Nau mai, haere mai, welcome to eyeCONTACT, a forum built to encourage art reviews and critical discussion about the visual culture of Aotearoa New Zealand. I'm John Hurrell its editor, a New Zealand writer, artist and curator. While Creative New Zealand and other supporters are generously paying me and other contributors to review exhibitions over the following year, all expressed opinions are entirely our own.

Thursday, December 6, 2007

Things, qualities and space










Making Worlds at the New Gallery, Auckland. 3 November 2007 - 21 January 2008

The role of education staff in the making of a gallery’s programme is an interesting issue. Some might argue they have too much power, even in some institutions having a vote on new acquisitions or submitting proposals. Yet such personnel are crucial for increasing art’s audiences and artists benefit from that. They help inculcate the view that art is normal, that as a form of pleasure – in its viewing or making – it plays a key role in our daily mental musings.

Roger Taberner is Auckland Art Gallery’s Curator of Education. For the summer holiday season he has assembled from the gallery’s collections a ‘family’ exhibition consisting of work from nineteen artists. The aim of the show is to involve the whole family in the exhibition through incorporating additional interactive activities, involving making things and answering questions.
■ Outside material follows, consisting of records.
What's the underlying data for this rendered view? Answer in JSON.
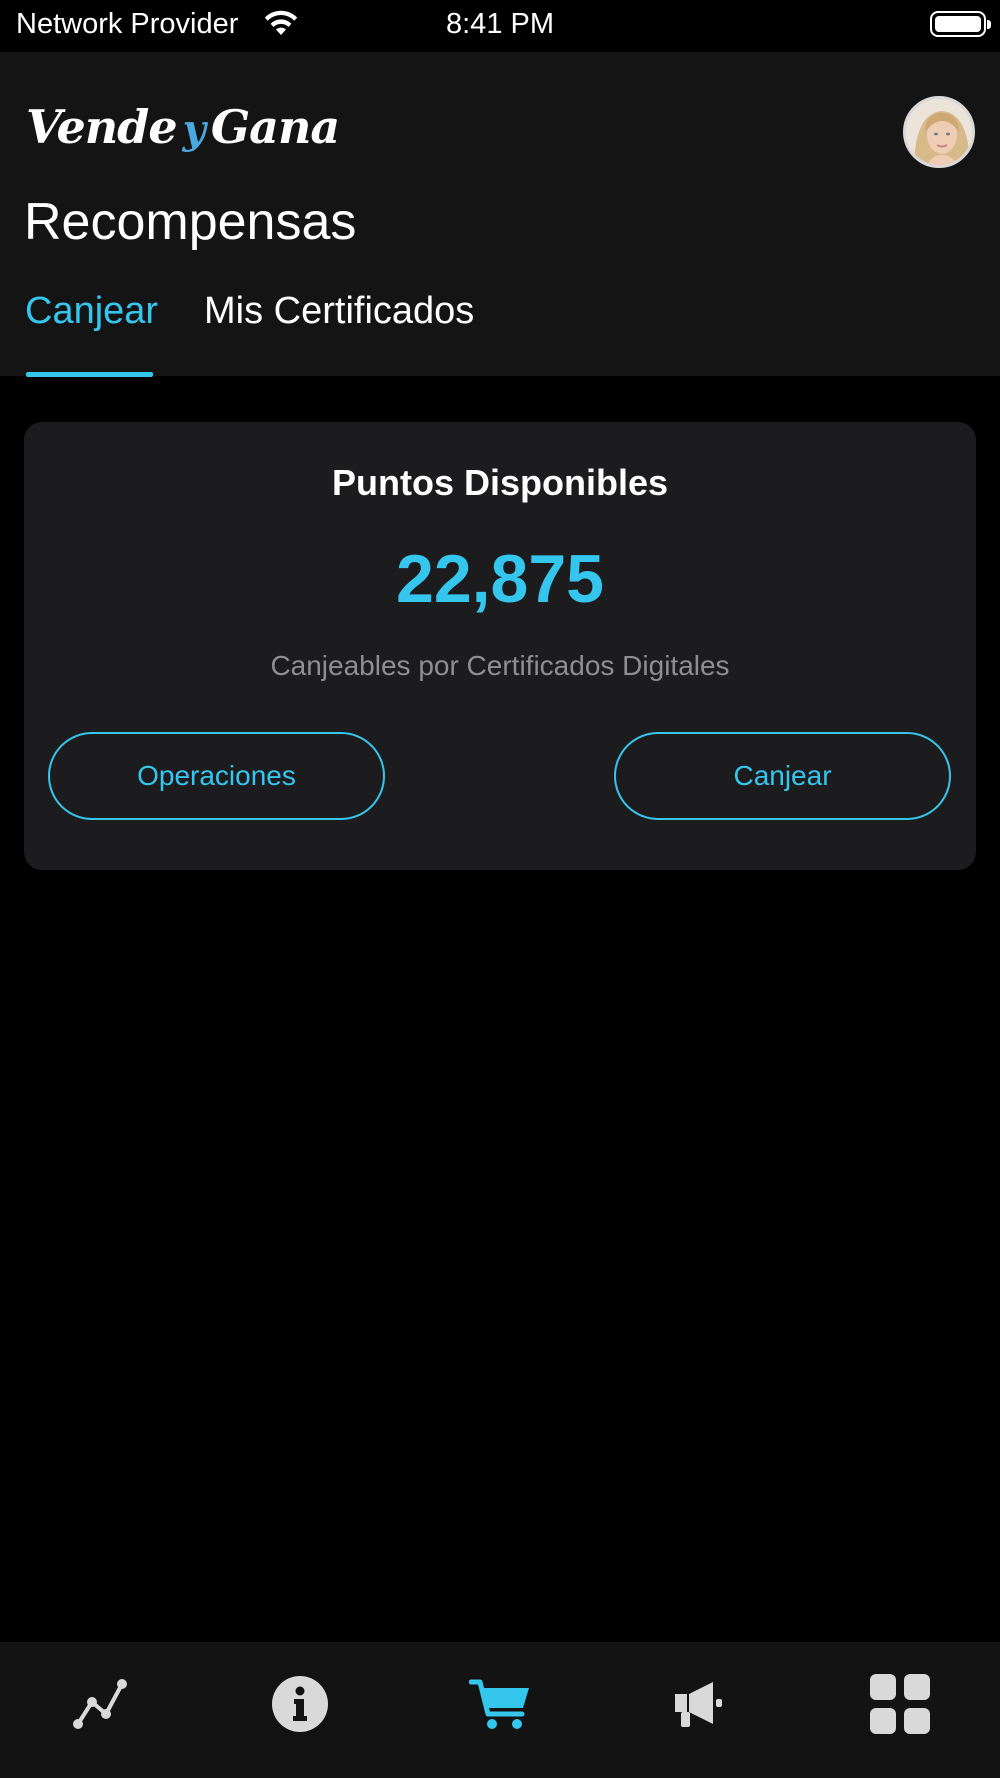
{
  "status_bar": {
    "carrier": "Network Provider",
    "time": "8:41 PM",
    "wifi_icon": "wifi-icon",
    "battery_icon": "battery-full-icon"
  },
  "header": {
    "logo_part1": "Vende",
    "logo_part2": "y",
    "logo_part3": "Gana",
    "avatar_icon": "user-avatar",
    "title": "Recompensas"
  },
  "tabs": [
    {
      "label": "Canjear",
      "active": true
    },
    {
      "label": "Mis Certificados",
      "active": false
    }
  ],
  "points_card": {
    "title": "Puntos Disponibles",
    "points": "22,875",
    "subtitle": "Canjeables por Certificados Digitales",
    "operations_label": "Operaciones",
    "redeem_label": "Canjear"
  },
  "bottom_nav": [
    {
      "icon": "trend-line-icon",
      "active": false
    },
    {
      "icon": "info-icon",
      "active": false
    },
    {
      "icon": "cart-icon",
      "active": true
    },
    {
      "icon": "megaphone-icon",
      "active": false
    },
    {
      "icon": "grid-icon",
      "active": false
    }
  ],
  "colors": {
    "accent": "#35c6ee",
    "background": "#000000",
    "header_bg": "#141414",
    "card_bg": "#1c1c1e",
    "icon_inactive": "#d9d9d9",
    "subtitle": "#8e8e93"
  }
}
Thematically the exhibition examines the way many artists transmute the mundane into the extraordinary. Extremely general, this all-embracing notion is about the role of the imagination. The spectacular examples in the show are Eugene Carchesio, Peter Madden, Marie Shannon, Francis Upritchard, Neil Dawson, Morgan Jones, Denis O’Connor, and Boyd Webb. They differ from the rest in that certain prosaic objects have triggered off an imaginative energy which has enabled them to make new variations of those objects. With Don Driver, Jim Speers, and Len Lye this has happened to the physical properties of certain materials: qualities inherent within substances, rather than actual images; while with Paul Cullen, Chiho Aoshima, Julia Morison, Bill Hammond, Tony de Lautour and Robert Ellis the work explores conventions of spatial ordering, and various sign systems that fit within that.
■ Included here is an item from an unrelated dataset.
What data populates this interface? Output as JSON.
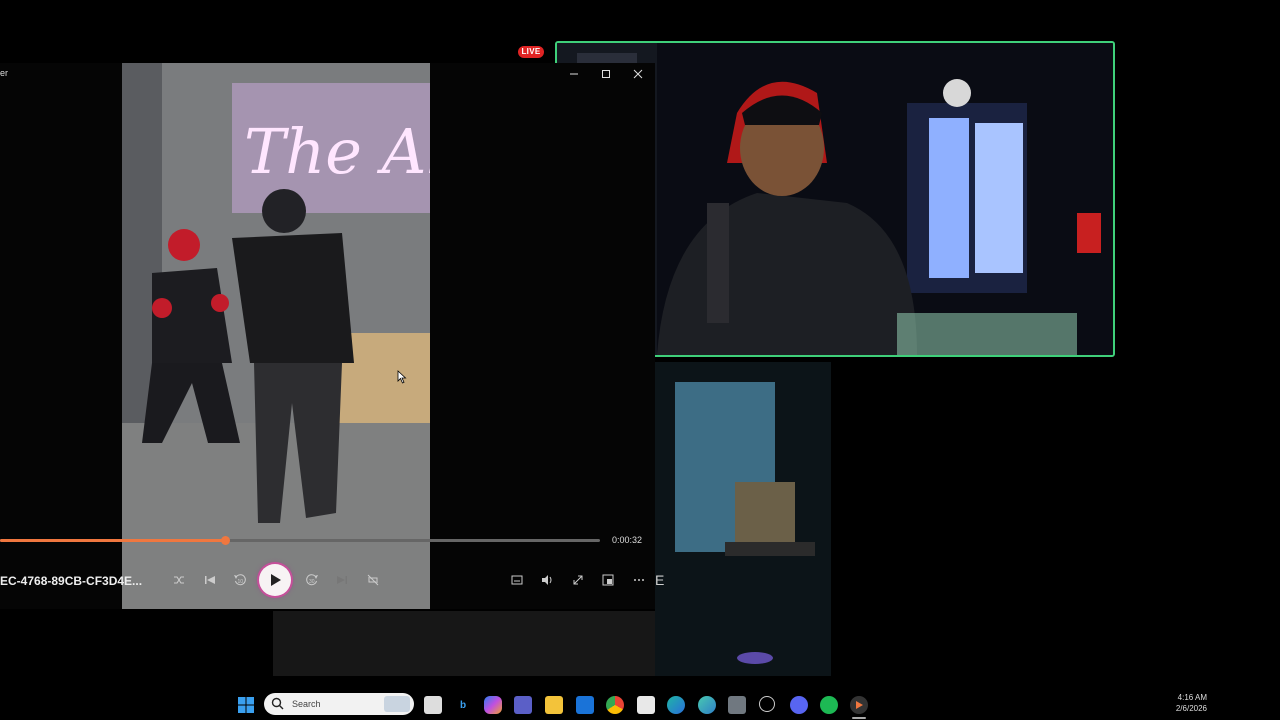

As is I hope obvious, though pitched as a kiddie-winkie show, in reality it’s not. Most of the work is far too sophisticated. Even occasionally scary. There is good stuff there that even the most fatigued art buff will find invigorating. Personally I was delighted by the Chiho Aoshima animation and the bizarre digital Jim Speers drawings of imagined circular cinemas. Eugene Carchesio’s grid of inventively 'constructivist' matchboxes is spellbinding and of course the 1988 Hammond is a cracker too, from the good old days when the artist was less avian obsessed.

My only gripe is that it should be like Ron Brownson’s Likeness and Character portrait show downstairs, and have free admission. To charge families at the door when it’s them you are trying to attract is truly nutty. New Zealand art should be free for New Zealanders to look at. That is the only way audiences will ever increase. It’s obvious.

Images top to bottom: Ronnie van Hout, detail from I'm Not Here, installation, fibreglass, camera and monitor, 1999, and Taranaki, coloured photograph, 1992; Morgan Jones, Here On There, tanalised pine and galvanised roofing iron,1986; Boyd Webb, Blessed, cibachrome photograph, 1985; 2 images from Chiho Aoshima,City Glow, 5 screenvideo animation with Bruce Ferguson, 2005; W.D. Hammond, Channel Zero, acrylic and varnish on canvas 1988; Julia Morison,detail from Quiddities 1-10, cibatransparencies 1989; Neil Dawson, Interior 5, acrylic,brass,1979; Eugene Carchesio, Works from the Museum of Science (Dept of 100 Poems), matchboxes, paper,cardboard,1986-94.